Define an objective function $\Psi(m,c,d,i)$ that specifies how "bad" a particular choice of values for $m,c,d,i$ are. Then, use any standard black-box optimization algorithm (e.g., gradient descent) to find $m,c,d,i$ that minimize the objective function. You might choose the initial values of $m,c$ based on a least-squares fit, and choose the initial values $d,i$ based on a best guess (maybe by projecting the points to the line $y=mx+c$ and then taking a FFT and looking for peaks, to try to find the periodicity), and then run gradient descent from there.

So, it all reduces to choosing an objective function $\Psi(m,c,d,i)$ that captures what you want. We can't give that for you, since you haven't fully specified the problem. For instance, you say you want "more or less the same number of data points" in each cluster, but you haven't specified how to trade off the errors: of course, we can't achieve this exactly, so we need some way to measure and compare different candidate solutions.

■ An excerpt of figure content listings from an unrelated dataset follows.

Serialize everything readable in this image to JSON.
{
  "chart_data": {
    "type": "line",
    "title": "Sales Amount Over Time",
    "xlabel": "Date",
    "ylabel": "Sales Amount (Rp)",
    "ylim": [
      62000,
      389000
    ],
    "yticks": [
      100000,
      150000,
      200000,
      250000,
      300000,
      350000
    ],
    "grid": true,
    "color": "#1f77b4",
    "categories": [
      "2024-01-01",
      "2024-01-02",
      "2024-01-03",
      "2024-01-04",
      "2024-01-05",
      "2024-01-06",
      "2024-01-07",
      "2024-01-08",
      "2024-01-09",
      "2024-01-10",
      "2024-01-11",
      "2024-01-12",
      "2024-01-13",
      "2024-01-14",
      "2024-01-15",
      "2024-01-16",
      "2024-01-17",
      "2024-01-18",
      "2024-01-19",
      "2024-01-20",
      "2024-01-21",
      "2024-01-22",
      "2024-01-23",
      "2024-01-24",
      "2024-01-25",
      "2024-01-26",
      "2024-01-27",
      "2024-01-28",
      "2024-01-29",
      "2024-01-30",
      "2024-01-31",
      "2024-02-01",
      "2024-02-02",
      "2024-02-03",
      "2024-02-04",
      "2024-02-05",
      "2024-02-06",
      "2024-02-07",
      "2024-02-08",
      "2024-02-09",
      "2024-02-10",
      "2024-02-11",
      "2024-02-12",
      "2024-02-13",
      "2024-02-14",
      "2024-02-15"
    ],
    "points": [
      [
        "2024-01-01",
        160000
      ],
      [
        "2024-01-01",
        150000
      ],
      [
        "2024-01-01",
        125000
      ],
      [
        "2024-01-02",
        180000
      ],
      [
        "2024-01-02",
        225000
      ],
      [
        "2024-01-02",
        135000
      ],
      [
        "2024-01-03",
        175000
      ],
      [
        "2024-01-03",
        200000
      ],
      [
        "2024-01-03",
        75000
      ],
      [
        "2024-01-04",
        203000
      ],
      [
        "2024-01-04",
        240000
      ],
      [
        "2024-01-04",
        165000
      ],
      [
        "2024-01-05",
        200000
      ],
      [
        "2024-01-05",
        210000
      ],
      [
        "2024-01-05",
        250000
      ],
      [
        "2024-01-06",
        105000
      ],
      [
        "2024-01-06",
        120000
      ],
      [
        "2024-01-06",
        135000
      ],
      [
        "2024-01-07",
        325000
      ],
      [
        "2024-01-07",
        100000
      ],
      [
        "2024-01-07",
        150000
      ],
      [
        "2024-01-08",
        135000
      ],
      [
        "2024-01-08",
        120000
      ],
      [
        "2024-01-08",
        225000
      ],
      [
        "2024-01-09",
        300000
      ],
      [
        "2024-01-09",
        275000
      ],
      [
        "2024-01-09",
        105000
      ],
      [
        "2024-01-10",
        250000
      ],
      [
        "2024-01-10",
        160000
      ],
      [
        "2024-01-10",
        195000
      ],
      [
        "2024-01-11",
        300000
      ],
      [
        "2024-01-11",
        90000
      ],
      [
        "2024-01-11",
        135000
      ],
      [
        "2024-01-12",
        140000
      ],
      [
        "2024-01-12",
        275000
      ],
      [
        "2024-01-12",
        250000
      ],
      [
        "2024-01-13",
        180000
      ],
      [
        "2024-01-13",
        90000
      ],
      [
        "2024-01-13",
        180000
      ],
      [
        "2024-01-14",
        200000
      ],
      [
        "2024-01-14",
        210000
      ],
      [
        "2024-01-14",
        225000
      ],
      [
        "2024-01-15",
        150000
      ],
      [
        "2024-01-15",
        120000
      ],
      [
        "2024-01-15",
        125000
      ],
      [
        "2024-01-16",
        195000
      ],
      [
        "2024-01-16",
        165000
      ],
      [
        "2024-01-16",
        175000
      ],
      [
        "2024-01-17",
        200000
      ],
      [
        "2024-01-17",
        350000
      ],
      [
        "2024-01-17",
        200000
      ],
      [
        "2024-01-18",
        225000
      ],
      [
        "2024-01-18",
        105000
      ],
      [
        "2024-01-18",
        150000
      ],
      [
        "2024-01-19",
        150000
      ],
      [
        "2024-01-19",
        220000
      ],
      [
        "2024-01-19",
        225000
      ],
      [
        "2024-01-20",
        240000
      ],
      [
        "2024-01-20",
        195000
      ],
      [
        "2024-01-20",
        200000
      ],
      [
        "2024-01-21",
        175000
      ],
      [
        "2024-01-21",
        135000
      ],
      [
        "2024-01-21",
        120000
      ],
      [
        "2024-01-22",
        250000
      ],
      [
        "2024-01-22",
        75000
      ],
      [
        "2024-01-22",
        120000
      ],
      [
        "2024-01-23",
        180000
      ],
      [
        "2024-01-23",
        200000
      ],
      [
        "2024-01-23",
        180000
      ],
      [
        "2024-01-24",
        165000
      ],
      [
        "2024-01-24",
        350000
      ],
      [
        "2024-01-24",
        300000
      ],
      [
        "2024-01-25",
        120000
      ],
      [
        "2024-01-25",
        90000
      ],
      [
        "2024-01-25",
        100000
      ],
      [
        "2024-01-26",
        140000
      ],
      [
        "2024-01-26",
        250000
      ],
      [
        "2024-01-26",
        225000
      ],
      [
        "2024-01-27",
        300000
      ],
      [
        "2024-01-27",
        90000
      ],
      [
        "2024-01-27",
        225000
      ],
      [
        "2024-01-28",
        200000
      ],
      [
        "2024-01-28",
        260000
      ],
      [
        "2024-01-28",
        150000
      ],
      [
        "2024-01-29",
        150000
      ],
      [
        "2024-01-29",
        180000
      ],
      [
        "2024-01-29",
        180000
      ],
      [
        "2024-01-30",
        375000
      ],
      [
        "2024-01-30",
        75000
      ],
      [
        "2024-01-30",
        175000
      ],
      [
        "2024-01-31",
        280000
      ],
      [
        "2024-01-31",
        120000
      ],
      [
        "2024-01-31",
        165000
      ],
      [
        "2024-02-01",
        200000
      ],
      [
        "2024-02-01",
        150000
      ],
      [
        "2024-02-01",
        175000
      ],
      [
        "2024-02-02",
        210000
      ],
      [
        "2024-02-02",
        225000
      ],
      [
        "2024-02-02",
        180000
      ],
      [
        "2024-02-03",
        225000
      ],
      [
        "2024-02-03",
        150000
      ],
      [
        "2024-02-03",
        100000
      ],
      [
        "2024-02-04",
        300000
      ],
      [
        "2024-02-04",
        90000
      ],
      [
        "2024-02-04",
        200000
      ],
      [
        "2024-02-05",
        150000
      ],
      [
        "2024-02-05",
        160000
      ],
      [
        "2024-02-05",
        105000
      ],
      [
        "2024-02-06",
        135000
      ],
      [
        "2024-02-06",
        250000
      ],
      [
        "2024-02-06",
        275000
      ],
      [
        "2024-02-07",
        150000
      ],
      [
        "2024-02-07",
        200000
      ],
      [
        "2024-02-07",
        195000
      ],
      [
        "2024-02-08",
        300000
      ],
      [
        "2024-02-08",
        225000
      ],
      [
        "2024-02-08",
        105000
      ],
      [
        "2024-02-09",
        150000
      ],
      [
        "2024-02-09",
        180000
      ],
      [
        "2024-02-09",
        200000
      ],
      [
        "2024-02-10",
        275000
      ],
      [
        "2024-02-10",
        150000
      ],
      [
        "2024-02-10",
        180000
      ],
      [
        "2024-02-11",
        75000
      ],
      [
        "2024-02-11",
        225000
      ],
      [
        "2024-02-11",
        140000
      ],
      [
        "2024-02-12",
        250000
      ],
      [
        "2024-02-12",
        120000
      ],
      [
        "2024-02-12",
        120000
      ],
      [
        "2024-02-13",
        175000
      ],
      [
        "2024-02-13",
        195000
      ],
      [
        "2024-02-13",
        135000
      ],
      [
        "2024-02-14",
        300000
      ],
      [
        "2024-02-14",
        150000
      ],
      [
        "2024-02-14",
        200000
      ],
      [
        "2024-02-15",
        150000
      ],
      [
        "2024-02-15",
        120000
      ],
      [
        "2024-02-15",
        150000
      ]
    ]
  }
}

For instance, given a set $P$ of points, you might use an objective function like

$$\Psi(m,c,d,i) = \sum_{p \in P} d_{m,c,d,i}(p)^2$$

where $d_{m,c,d,i}(p)$ is the distance from $p$ to the nearest grid point on the line $y=mx+c$, i.e.,

$$d_{m,c,d,i}(p) = \min\{\sqrt{(p_x-x)^2 +(p_y-(mx+c))^2} : x=d + ij, j \in \mathbb{Z}\}$$

where $p=(p_x,p_y)$ in $(x,y)$-coordinates.

This doesn't do anything special about outliers; they incur a very large penalty. That might be undesirable -- it might lead to poor results in the presence of outliers. There are various methods for dealing with outliers. One simple one is to fit a line using a robust least-squares fit, find outliers and remove them as part of a pre-processing step, and then run the procedure on the result.

Also, you mention fear of overfitting the data set. Another way to avoid overfitting is to add a regularization term that penalizes values of $d,i$ that are considered a priori unlikely. For instance, you might add a penalty term that is proportional to $1/i$ or to $-i$. The penalty term gets added to the objective function. Then, when you minimize the objective function, this will exert some pressure to avoid choosing small values of $i$.